From Hamlet, what is the literary device in "I do not set my life at a pin's fee"? 

Expert Answers
amarang9 eNotes educator| Certified Educator

This quote is in Act 1, Scene 4. Horatio, Marcellus, and Hamlet are waiting for the ghost to appear. The ghost finally appears and Hamlet addresses it. Hamlet tries to get the ghost to tell him why he is there in the first place: 

Why thy canonized bones, hearsed in death,
Have bursed their cerements, why the sepulchre
Wherein we saw thee quietly inurn'd,
Hath oped his ponderous and marble jaws
To cast thee up again. (I.iv.50-54) 

The ghost does not respond verbally but beckons Hamlet to follow him. Horatio and Marcellus both implore Hamlet not to follow the ghost. Since Hamlet is still full of grief and depressed as a result of his father's death (murder), he finds little to be happy about. Although warned not to follow the ghost, Hamlet remarks that he doesn't value his life very much (on account of his grief and melancholy), therefore why should he fear the ghost.
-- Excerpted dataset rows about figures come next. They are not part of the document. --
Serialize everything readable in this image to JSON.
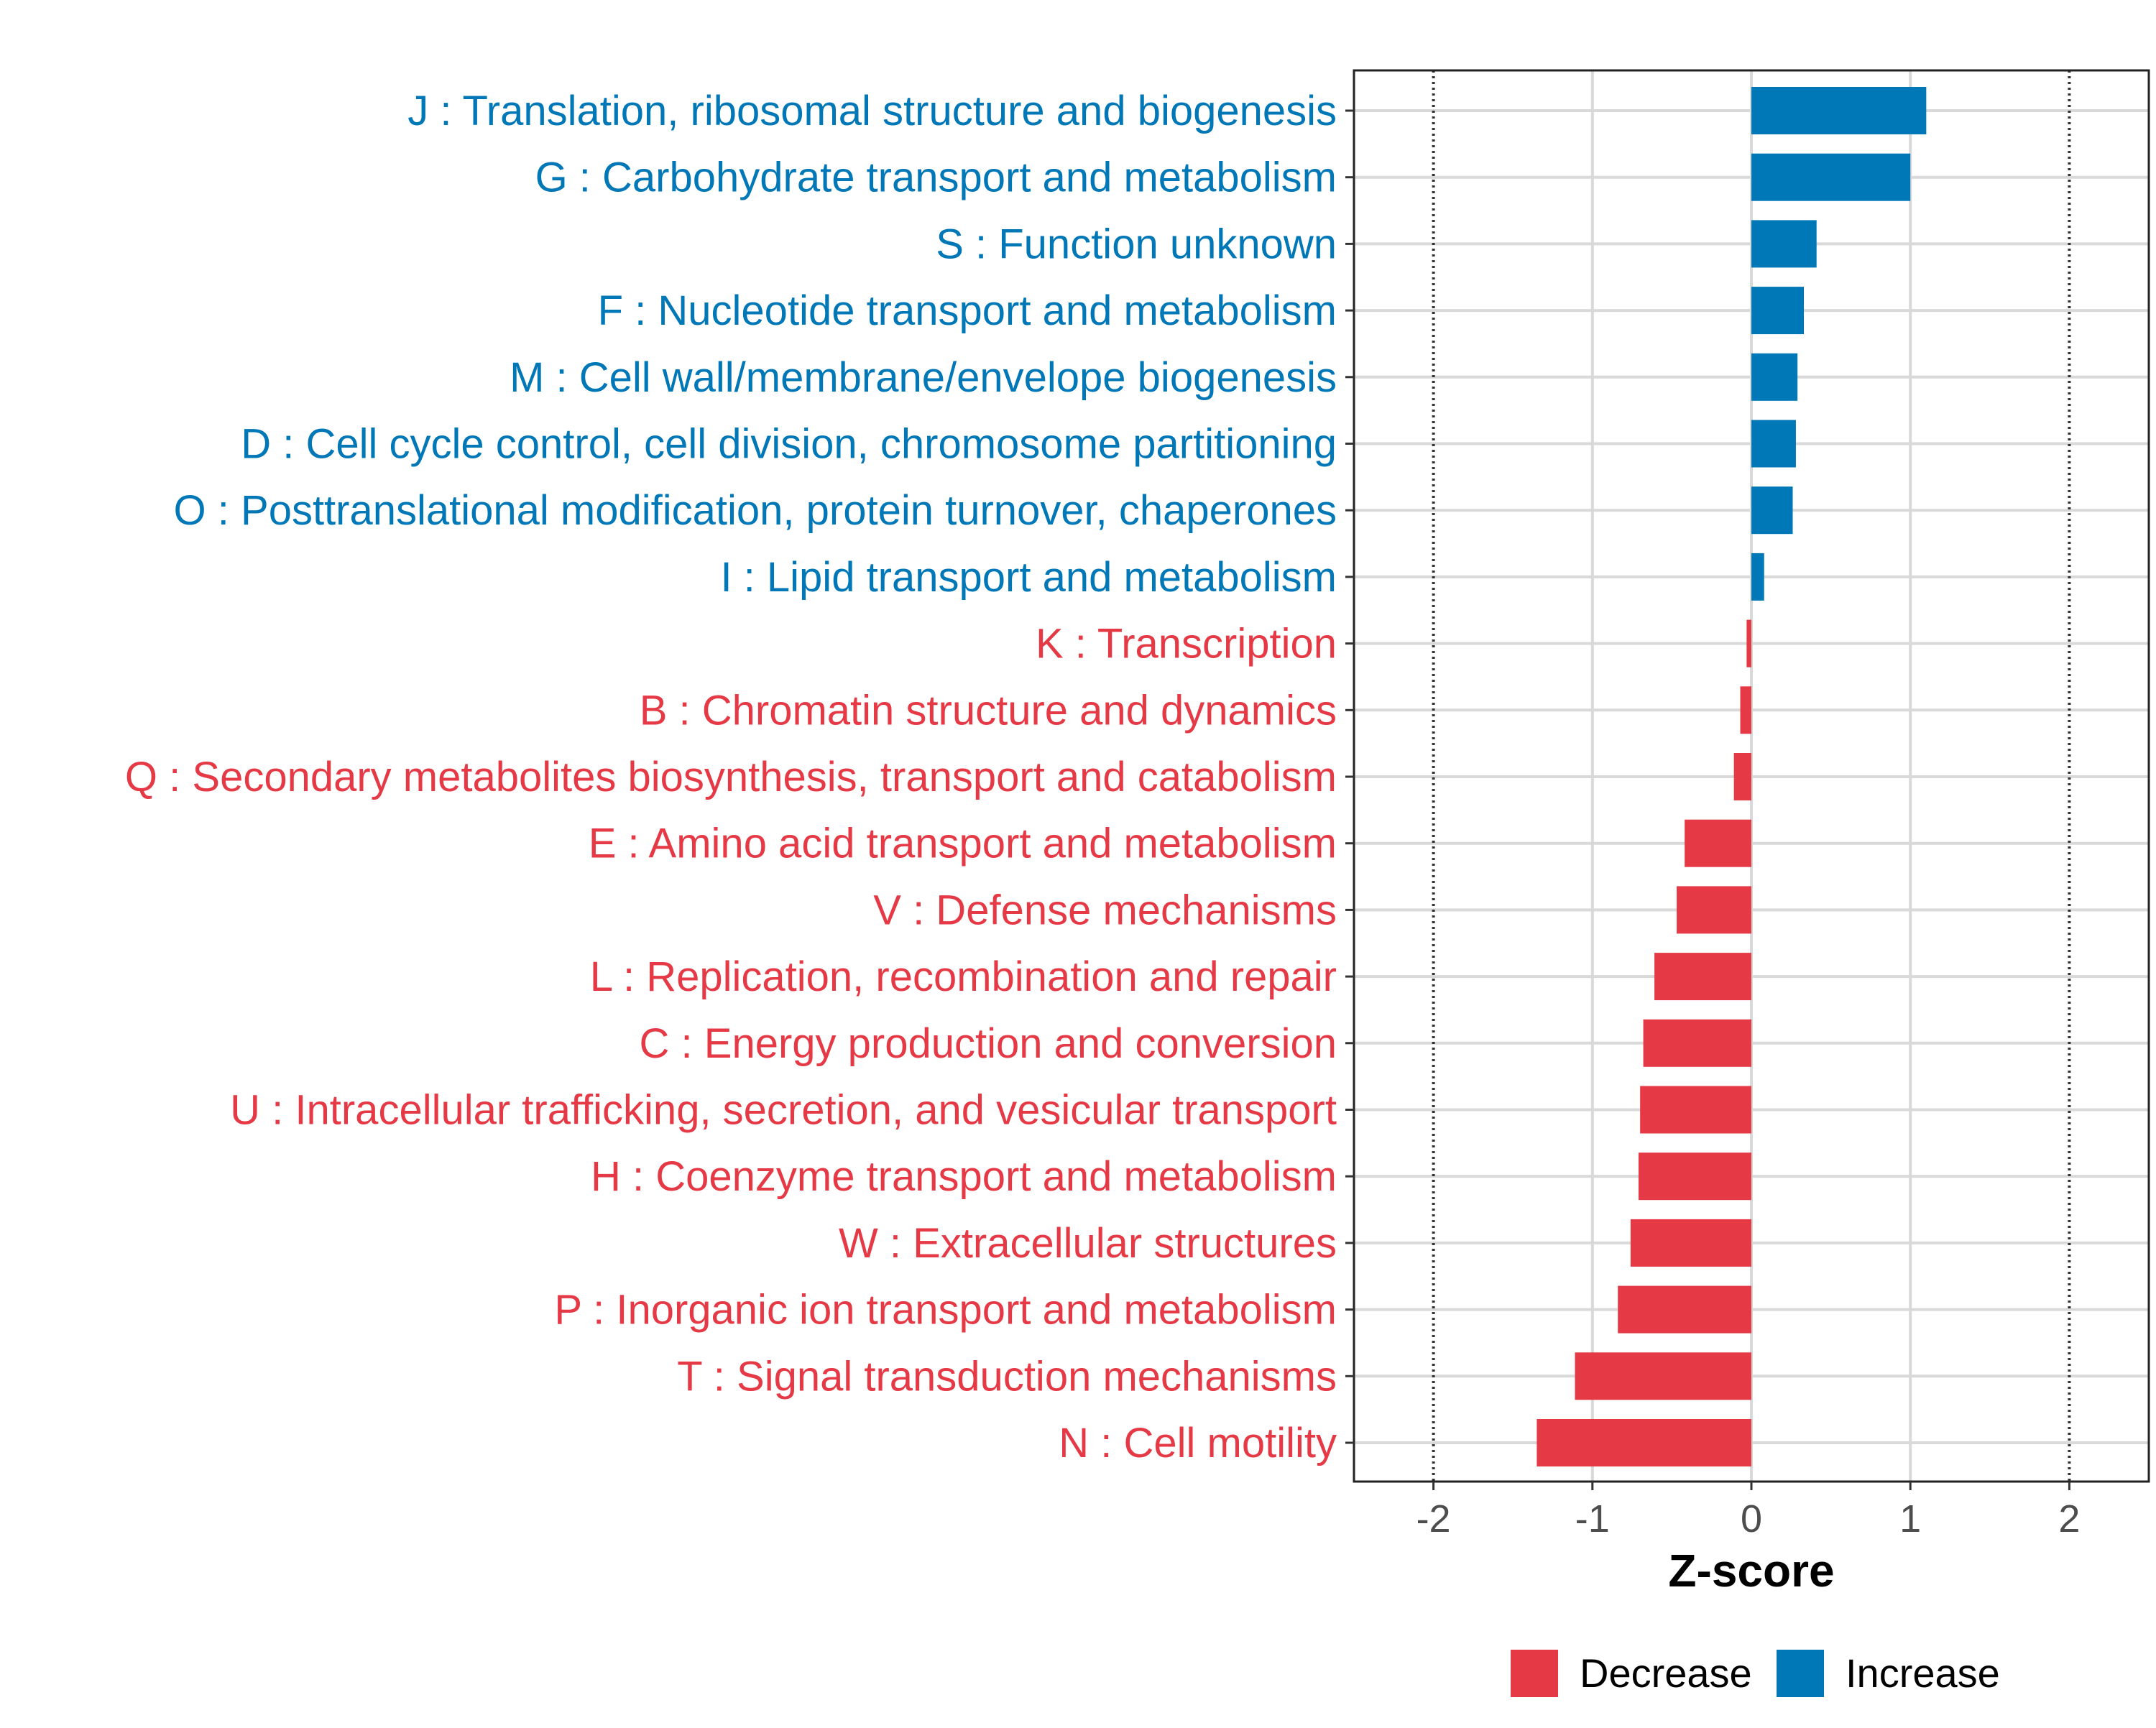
{
  "chart_data": {
    "type": "bar",
    "orientation": "horizontal",
    "title": "",
    "xlabel": "Z-score",
    "ylabel": "",
    "xlim": [
      -2.5,
      2.5
    ],
    "xticks": [
      -2,
      -1,
      0,
      1,
      2
    ],
    "xtick_labels": [
      "-2",
      "-1",
      "0",
      "1",
      "2"
    ],
    "reference_lines": [
      -2,
      2
    ],
    "grid": true,
    "legend_position": "bottom",
    "colors": {
      "Decrease": "#E63946",
      "Increase": "#0077B6"
    },
    "legend": [
      {
        "name": "Decrease",
        "color": "#E63946"
      },
      {
        "name": "Increase",
        "color": "#0077B6"
      }
    ],
    "categories": [
      "J : Translation, ribosomal structure and biogenesis",
      "G : Carbohydrate transport and metabolism",
      "S : Function unknown",
      "F : Nucleotide transport and metabolism",
      "M : Cell wall/membrane/envelope biogenesis",
      "D : Cell cycle control, cell division, chromosome partitioning",
      "O : Posttranslational modification, protein turnover, chaperones",
      "I : Lipid transport and metabolism",
      "K : Transcription",
      "B : Chromatin structure and dynamics",
      "Q : Secondary metabolites biosynthesis, transport and catabolism",
      "E : Amino acid transport and metabolism",
      "V : Defense mechanisms",
      "L : Replication, recombination and repair",
      "C : Energy production and conversion",
      "U : Intracellular trafficking, secretion, and vesicular transport",
      "H : Coenzyme transport and metabolism",
      "W : Extracellular structures",
      "P : Inorganic ion transport and metabolism",
      "T : Signal transduction mechanisms",
      "N : Cell motility"
    ],
    "values": [
      1.1,
      1.0,
      0.41,
      0.33,
      0.29,
      0.28,
      0.26,
      0.08,
      -0.03,
      -0.07,
      -0.11,
      -0.42,
      -0.47,
      -0.61,
      -0.68,
      -0.7,
      -0.71,
      -0.76,
      -0.84,
      -1.11,
      -1.35
    ],
    "groups": [
      "Increase",
      "Increase",
      "Increase",
      "Increase",
      "Increase",
      "Increase",
      "Increase",
      "Increase",
      "Decrease",
      "Decrease",
      "Decrease",
      "Decrease",
      "Decrease",
      "Decrease",
      "Decrease",
      "Decrease",
      "Decrease",
      "Decrease",
      "Decrease",
      "Decrease",
      "Decrease"
    ]
  }
}
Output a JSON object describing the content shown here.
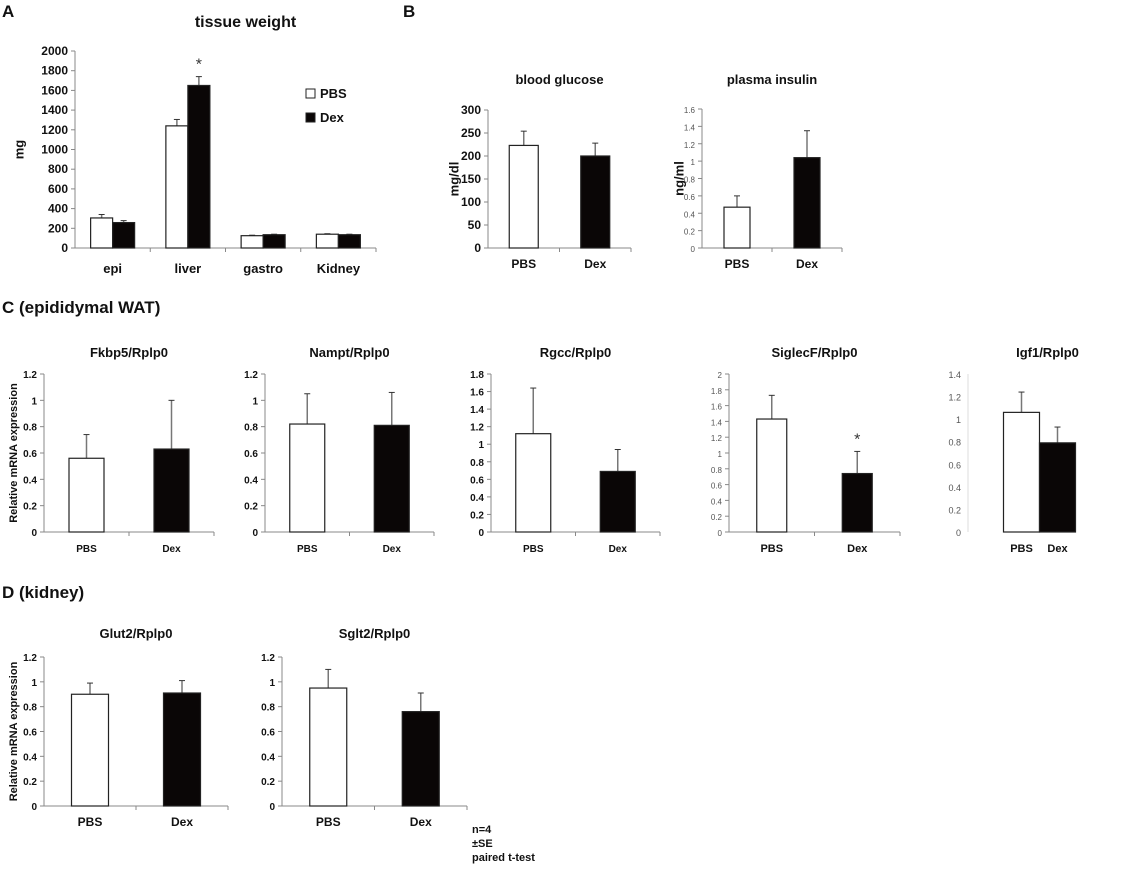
{
  "panels": {
    "A": "A",
    "B": "B",
    "C": "C (epididymal WAT)",
    "D": "D (kidney)"
  },
  "notes": [
    "n=4",
    "±SE",
    "paired t-test"
  ],
  "colors": {
    "pbs": "#ffffff",
    "dex": "#0a0606",
    "axis": "#888888",
    "text": "#111111"
  },
  "chart_data": [
    {
      "id": "tissue-weight",
      "type": "bar",
      "title": "tissue weight",
      "ylabel": "mg",
      "xlabel": "",
      "categories": [
        "epi",
        "liver",
        "gastro",
        "Kidney"
      ],
      "ylim": [
        0,
        2000
      ],
      "yticks": [
        "0",
        "200",
        "400",
        "600",
        "800",
        "1000",
        "1200",
        "1400",
        "1600",
        "1800",
        "2000"
      ],
      "legend": {
        "position": "top-right",
        "entries": [
          "PBS",
          "Dex"
        ]
      },
      "series": [
        {
          "name": "PBS",
          "values": [
            305,
            1240,
            125,
            140
          ],
          "errors": [
            35,
            65,
            5,
            5
          ]
        },
        {
          "name": "Dex",
          "values": [
            258,
            1650,
            135,
            135
          ],
          "errors": [
            20,
            90,
            5,
            5
          ]
        }
      ],
      "annotations": [
        {
          "category": "liver",
          "series": "Dex",
          "text": "*"
        }
      ]
    },
    {
      "id": "blood-glucose",
      "type": "bar",
      "title": "blood glucose",
      "ylabel": "mg/dl",
      "categories": [
        "PBS",
        "Dex"
      ],
      "ylim": [
        0,
        300
      ],
      "yticks": [
        "0",
        "50",
        "100",
        "150",
        "200",
        "250",
        "300"
      ],
      "values": [
        223,
        200
      ],
      "errors": [
        31,
        28
      ],
      "annotations": []
    },
    {
      "id": "plasma-insulin",
      "type": "bar",
      "title": "plasma insulin",
      "ylabel": "ng/ml",
      "categories": [
        "PBS",
        "Dex"
      ],
      "ylim": [
        0,
        1.6
      ],
      "yticks": [
        "0",
        "0.2",
        "0.4",
        "0.6",
        "0.8",
        "1",
        "1.2",
        "1.4",
        "1.6"
      ],
      "values": [
        0.47,
        1.04
      ],
      "errors": [
        0.13,
        0.31
      ],
      "annotations": []
    },
    {
      "id": "fkbp5",
      "type": "bar",
      "title": "Fkbp5/Rplp0",
      "ylabel": "Relative mRNA expression",
      "categories": [
        "PBS",
        "Dex"
      ],
      "ylim": [
        0,
        1.2
      ],
      "yticks": [
        "0",
        "0.2",
        "0.4",
        "0.6",
        "0.8",
        "1",
        "1.2"
      ],
      "values": [
        0.56,
        0.63
      ],
      "errors": [
        0.18,
        0.37
      ],
      "annotations": []
    },
    {
      "id": "nampt",
      "type": "bar",
      "title": "Nampt/Rplp0",
      "ylabel": "",
      "categories": [
        "PBS",
        "Dex"
      ],
      "ylim": [
        0,
        1.2
      ],
      "yticks": [
        "0",
        "0.2",
        "0.4",
        "0.6",
        "0.8",
        "1",
        "1.2"
      ],
      "values": [
        0.82,
        0.81
      ],
      "errors": [
        0.23,
        0.25
      ],
      "annotations": []
    },
    {
      "id": "rgcc",
      "type": "bar",
      "title": "Rgcc/Rplp0",
      "ylabel": "",
      "categories": [
        "PBS",
        "Dex"
      ],
      "ylim": [
        0,
        1.8
      ],
      "yticks": [
        "0",
        "0.2",
        "0.4",
        "0.6",
        "0.8",
        "1",
        "1.2",
        "1.4",
        "1.6",
        "1.8"
      ],
      "values": [
        1.12,
        0.69
      ],
      "errors": [
        0.52,
        0.25
      ],
      "annotations": []
    },
    {
      "id": "siglecf",
      "type": "bar",
      "title": "SiglecF/Rplp0",
      "ylabel": "",
      "categories": [
        "PBS",
        "Dex"
      ],
      "ylim": [
        0,
        2
      ],
      "yticks": [
        "0",
        "0.2",
        "0.4",
        "0.6",
        "0.8",
        "1",
        "1.2",
        "1.4",
        "1.6",
        "1.8",
        "2"
      ],
      "values": [
        1.43,
        0.74
      ],
      "errors": [
        0.3,
        0.28
      ],
      "annotations": [
        {
          "category": "Dex",
          "text": "*"
        }
      ]
    },
    {
      "id": "igf1",
      "type": "bar",
      "title": "Igf1/Rplp0",
      "ylabel": "",
      "categories": [
        "PBS",
        "Dex"
      ],
      "ylim": [
        0,
        1.4
      ],
      "yticks": [
        "0",
        "0.2",
        "0.4",
        "0.6",
        "0.8",
        "1",
        "1.2",
        "1.4"
      ],
      "values": [
        1.06,
        0.79
      ],
      "errors": [
        0.18,
        0.14
      ],
      "annotations": []
    },
    {
      "id": "glut2",
      "type": "bar",
      "title": "Glut2/Rplp0",
      "ylabel": "Relative mRNA expression",
      "categories": [
        "PBS",
        "Dex"
      ],
      "ylim": [
        0,
        1.2
      ],
      "yticks": [
        "0",
        "0.2",
        "0.4",
        "0.6",
        "0.8",
        "1",
        "1.2"
      ],
      "values": [
        0.9,
        0.91
      ],
      "errors": [
        0.09,
        0.1
      ],
      "annotations": []
    },
    {
      "id": "sglt2",
      "type": "bar",
      "title": "Sglt2/Rplp0",
      "ylabel": "",
      "categories": [
        "PBS",
        "Dex"
      ],
      "ylim": [
        0,
        1.2
      ],
      "yticks": [
        "0",
        "0.2",
        "0.4",
        "0.6",
        "0.8",
        "1",
        "1.2"
      ],
      "values": [
        0.95,
        0.76
      ],
      "errors": [
        0.15,
        0.15
      ],
      "annotations": []
    }
  ]
}
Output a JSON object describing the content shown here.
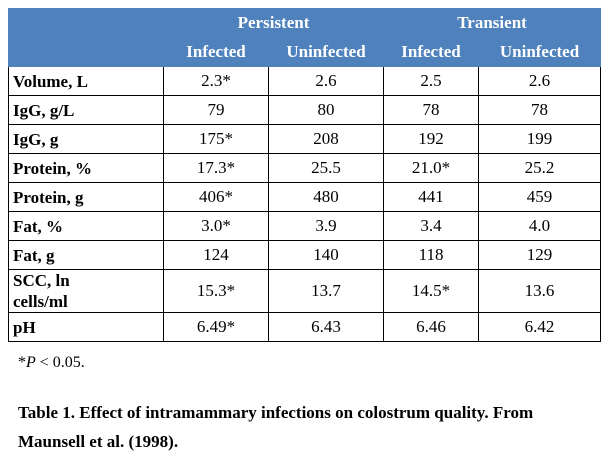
{
  "table": {
    "groups": [
      "Persistent",
      "Transient"
    ],
    "columns": [
      "Infected",
      "Uninfected",
      "Infected",
      "Uninfected"
    ],
    "rows": [
      [
        "Volume, L",
        "2.3*",
        "2.6",
        "2.5",
        "2.6"
      ],
      [
        "IgG, g/L",
        "79",
        "80",
        "78",
        "78"
      ],
      [
        "IgG, g",
        "175*",
        "208",
        "192",
        "199"
      ],
      [
        "Protein, %",
        "17.3*",
        "25.5",
        "21.0*",
        "25.2"
      ],
      [
        "Protein, g",
        "406*",
        "480",
        "441",
        "459"
      ],
      [
        "Fat, %",
        "3.0*",
        "3.9",
        "3.4",
        "4.0"
      ],
      [
        "Fat, g",
        "124",
        "140",
        "118",
        "129"
      ],
      [
        "SCC, ln cells/ml",
        "15.3*",
        "13.7",
        "14.5*",
        "13.6"
      ],
      [
        "pH",
        "6.49*",
        "6.43",
        "6.46",
        "6.42"
      ]
    ]
  },
  "footnote": {
    "marker": "*",
    "symbol": "P",
    "text": " < 0.05."
  },
  "caption": "Table 1.  Effect of intramammary infections on colostrum quality.  From Maunsell et al. (1998)."
}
Hamlet uses hyperbole, an exaggeration, saying he doesn't value his life even at the price of a pin. In other words, Hamlet is saying he has nothing to lose. If he valued his life, he might be a little more cautious about following a ghost. Although Hamlet is quite depressed, it does seem to be an exaggeration (hyperbole) to say that his life isn't even worth the price of a pin.